Lo cierto es que buena parte de los mejores pianistas de Rusia habían pasado por las manos de quien consideraba que dedicarse a la composición era desperdiciar el talento pianístico. El maestro resolvía cuándo los muchachos estaban listos para salir al mundo, bien para iniciar su vida como concertistas o trasladarse a uno de los dos grandes, y únicos, conservatorios de Rusia en ese momento: el de Moscú o el de San Petersburgo.
Primera muestra de independencia: ante la imposibilidad de practicar la composición, abandonó la academia pese a ser, junto con Alexander Scriabin el más talentoso del grupo, para matricularse en el conservatorio de Moscú, donde se hizo alumno de Arensky y Taneyev e ingresó a la clase de piano de su primo, Siloti, que había estudiado con Liszt.
En el conservatorio se convirtió en el más prometedor de los estudiantes de composición y el mejor de los pianistas.
Primera Sinfonía, años de depresión y Concierto nº2
Cuando el panorama se mostraba promisorio, cuando era el más talentoso, cuando se hablaba del inminente estreno de su ópera Aleko, vino el primer revés y probablemente el más importante de toda su vida, paralelo con el peor negocio de su existencia.
En 1892 escribió un Preludio para piano en Do sostenido menor, que vendió a un editor por la irrisoria suma de 40 rublos. Siloti lo estrenó en Londres con un éxito gigantesco.
A la vez terminó su Sinfonía en Re menor en 1895, cuyo estreno ocurrió dos años más tarde. El estreno fue un fracaso, acrecentado por la feroz crítica de Cesar Cui, miembro del círculo de compositores nacionalistas conocido como “Los cinco”. Cui más que criticar la sinfonía se ensañó con el joven compositor y consiguió sumirlo en la depresión.

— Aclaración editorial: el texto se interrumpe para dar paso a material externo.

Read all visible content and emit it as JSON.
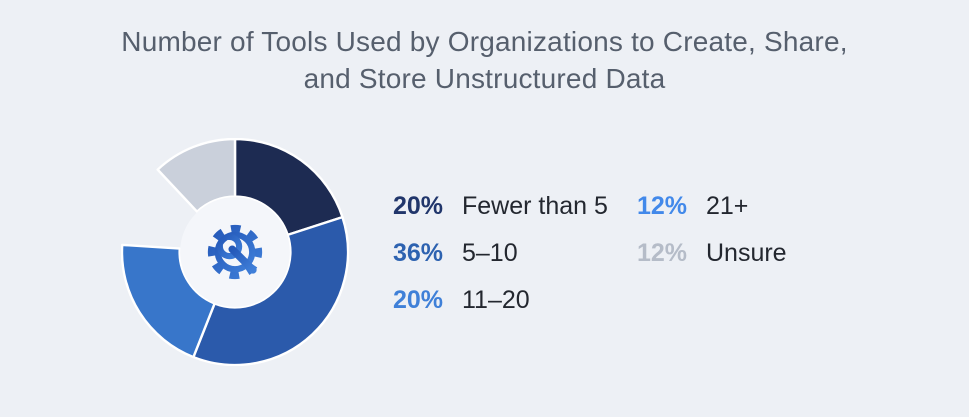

Abandonó la composición y cerró la tapa del piano porque perdió lo único con que había contado desde los años de su infancia en Semionov: seguridad en sí mismo.
Cuando tocó fondo aceptó someterse a una especie de tratamiento psiquiátrico con Nikolai Dahl, un moscovita que lo sometió, diariamente a una especie de rutina de hipnosis y autosugestión. Recostado en el diván, Dahl lo hipnotizaba y le repetía, como una letanía: “Usted compondrá su concierto, usted compondrá su concierto, su concierto será excelente”.

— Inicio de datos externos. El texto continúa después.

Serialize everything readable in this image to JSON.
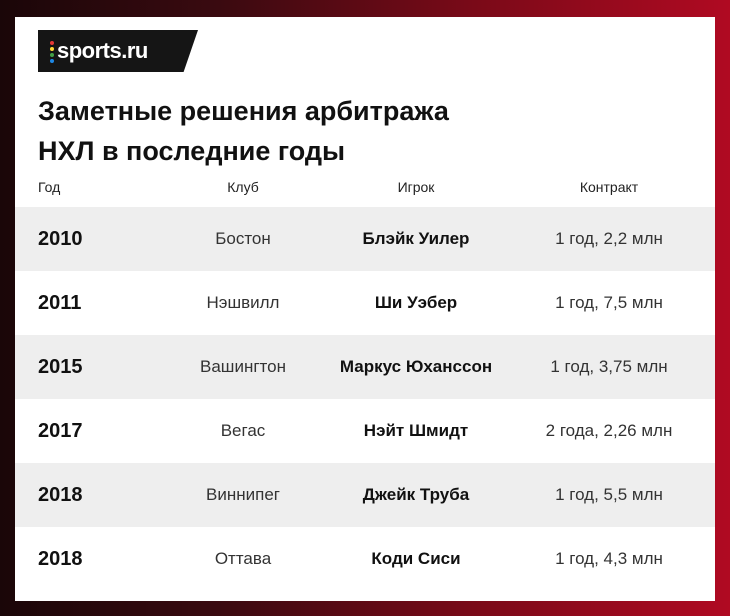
{
  "brand": {
    "name": "sports.ru",
    "dot_colors": [
      "#e53935",
      "#fdd835",
      "#43a047",
      "#1e88e5"
    ]
  },
  "title": {
    "line1": "Заметные решения арбитража",
    "line2": "НХЛ в последние годы"
  },
  "table": {
    "headers": {
      "year": "Год",
      "club": "Клуб",
      "player": "Игрок",
      "contract": "Контракт"
    },
    "rows": [
      {
        "year": "2010",
        "club": "Бостон",
        "player": "Блэйк Уилер",
        "contract": "1 год, 2,2 млн"
      },
      {
        "year": "2011",
        "club": "Нэшвилл",
        "player": "Ши Уэбер",
        "contract": "1 год, 7,5 млн"
      },
      {
        "year": "2015",
        "club": "Вашингтон",
        "player": "Маркус Юханссон",
        "contract": "1 год, 3,75 млн"
      },
      {
        "year": "2017",
        "club": "Вегас",
        "player": "Нэйт Шмидт",
        "contract": "2 года, 2,26 млн"
      },
      {
        "year": "2018",
        "club": "Виннипег",
        "player": "Джейк Труба",
        "contract": "1 год, 5,5 млн"
      },
      {
        "year": "2018",
        "club": "Оттава",
        "player": "Коди Сиси",
        "contract": "1 год, 4,3 млн"
      }
    ]
  }
}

Dicho y hecho, renació de sus cenizas, llevando en su mano la partitura de su Concierto nº2 en Do menor para piano y orquesta, op. 18, que estrenó él mismo, el 2 de noviembre de 1900, con Siloti en el podio de la dirección. El concierto se hizo inmensamente popular en el mundo entero, con una acogida que no le ha abandonado hasta el día de hoy, porque es uno de los grandes caballitos de batalla del repertorio.

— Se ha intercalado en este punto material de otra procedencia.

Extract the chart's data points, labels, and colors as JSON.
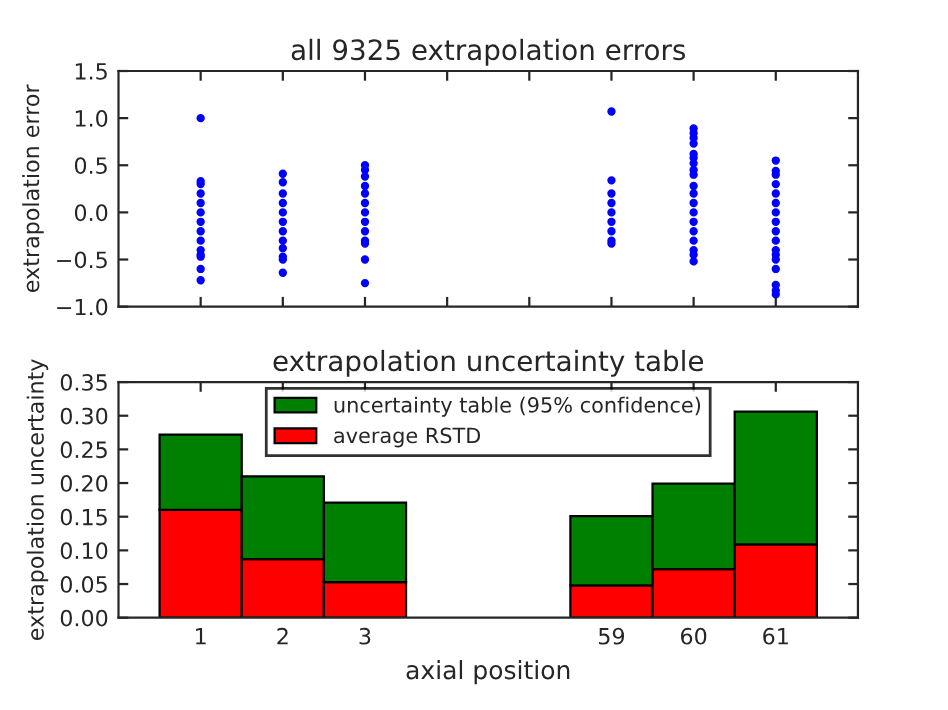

Inició su carrera como pianista, a la manera del pasado, interpretando su propia música.
Cuando debutó en Londres, para su sorpresa, descubrió que era famoso por cuenta del famoso “preludio” de los 40 rublos, que se convirtió en una especie de maldición: inexorablemente, a lo largo de toda su vida tuvo que tocarlo en todos sus conciertos, la editorial que lo compró amasó una fortuna y él, el compositor, no recibió un solo centavo de regalías.
Cuando estalló la revolución del 17, no por convicción política, sino por razones prácticas, porque necesitaba de tranquilidad absoluta para estudiar y componer, abandonó su país.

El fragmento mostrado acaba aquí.